Si votre livre était une couleur, ce serait le bleu. Bleu mer, bleu des yeux du protagoniste, il évoque aussi la peur bleue de la maladie et de la mort. S’il était une odeur, on pense bien entendu à Habit-Rouge évoqué dans un passage. Êtes-vous d’accord avec ces choix et pourriez-vous y ajouter une musique ?
C’est amusant votre remarque… En poche comme en grand format, Poussière d’homme a toujours été bleu, je le voulais bleu, je le voyais bleu, il était impensable qu’il soit autrement. Couleur de paix, de liberté et d’immensité, des profondeurs et du ciel, couleur de ses yeux aussi… S’il était une musique, elle serait devenue douce. Au commencement, il n’y avait que de la colère, c’eût été une furieuse Carmina Burana. Aujourd’hui ce serait une balade grecque, la chanson Hartino to Fengaraki chantée par Nana Mouskouri sur une musqiue de Manos Hadjidakis. Douce, nostalgique, déchirante. Le texte, un poème de Nikos Gatsos dit que l’amour permet que tout devienne possible…
Le passage évoquant la manière de vider la penderie du défunt, de se défaire des vêtements lorsque tout doit disparaître pour mieux se reconstruire, ce passage et quelques autres sont d’une douceur exquise malgré la violence psychologique qu’ils décrivent. J’aimerais avoir votre sentiment sur ces faits concrets qui marquent l’absence davantage que la disparition elle-même, et que vous décrivez à merveille.

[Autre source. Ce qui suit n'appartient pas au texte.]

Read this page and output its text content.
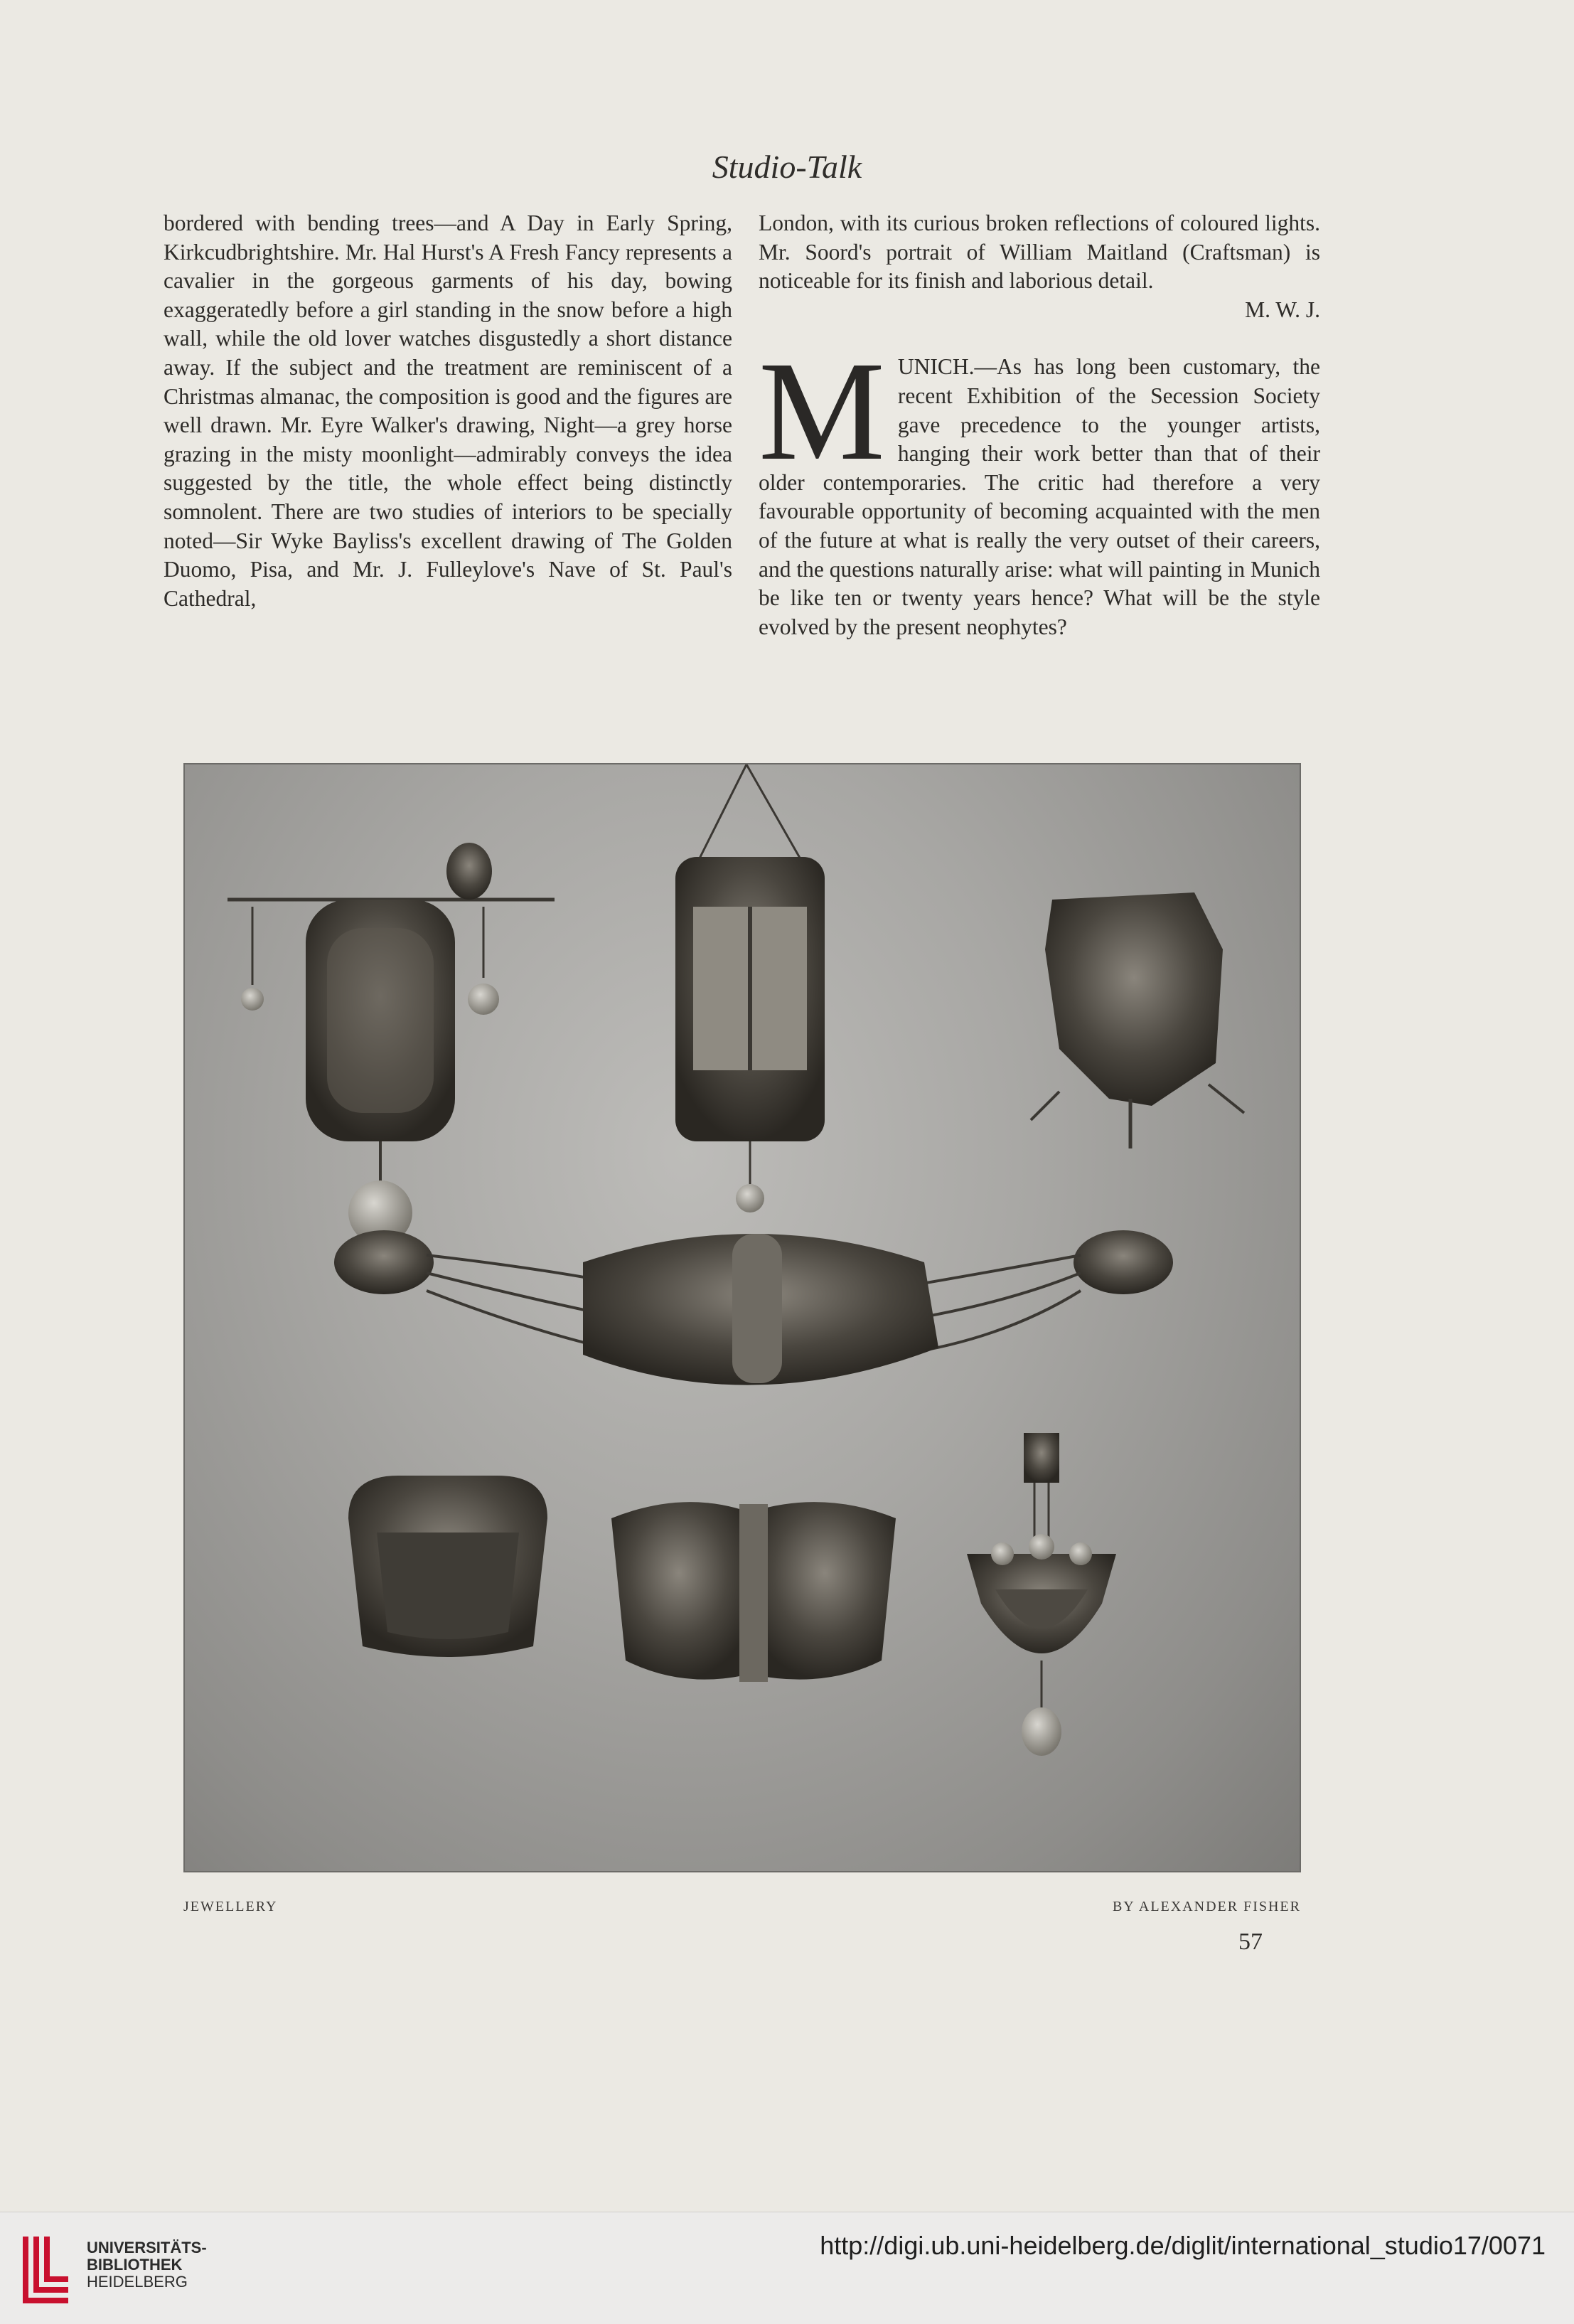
Studio-Talk

bordered with bending trees—and A Day in Early Spring, Kirkcudbrightshire. Mr. Hal Hurst's A Fresh Fancy represents a cavalier in the gorgeous garments of his day, bowing exaggeratedly before a girl standing in the snow before a high wall, while the old lover watches disgustedly a short distance away. If the subject and the treatment are reminiscent of a Christmas almanac, the composition is good and the figures are well drawn. Mr. Eyre Walker's drawing, Night—a grey horse grazing in the misty moonlight—admirably conveys the idea suggested by the title, the whole effect being distinctly somnolent. There are two studies of interiors to be specially noted—Sir Wyke Bayliss's excellent drawing of The Golden Duomo, Pisa, and Mr. J. Fulleylove's Nave of St. Paul's Cathedral,

London, with its curious broken reflections of coloured lights. Mr. Soord's portrait of William Maitland (Craftsman) is noticeable for its finish and laborious detail.

M. W. J.

M UNICH.—As has long been customary, the recent Exhibition of the Secession Society gave precedence to the younger artists, hanging their work better than that of their older contemporaries. The critic had therefore a very favourable opportunity of becoming acquainted with the men of the future at what is really the very outset of their careers, and the questions naturally arise: what will painting in Munich be like ten or twenty years hence? What will be the style evolved by the present neophytes?

JEWELLERY	BY ALEXANDER FISHER
57
UNIVERSITÄTS-
BIBLIOTHEK
HEIDELBERG
http://digi.ub.uni-heidelberg.de/diglit/international_studio17/0071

A l’instant où vous sombrez dans la douleur, dans des pensées métaphysiques, philosophiques, vous vous retrouvez englué dans les infimes et infâmes jeux du quotidien. Vider, ranger, nettoyer, organiser, donner, jeter… Ce « faire » vous ancre dans la vie au moment où elle vous échappe le plus. Vous êtes mort au-dedans, pourtant vous devez agir très vite, faire de la paperasse, régler des problèmes bassement matériels. Je n’ai à aucun moment perdu le sens du réel, c’est indispensable. Je n’ai rien négligé, il fallait tout faire et le faire bien. Quand tout est jeté, vidé, net, le pire commence. Vous êtes vide et prêt à mourir à votre tour.
Autre passage formidable, celui sur la réflexion suicidaire afin d’aller rejoindre l’autre. Le protagoniste s’y refuse par esthétisme, avant de prendre conscience qu’il n’est pas si facile de mourir de chagrin.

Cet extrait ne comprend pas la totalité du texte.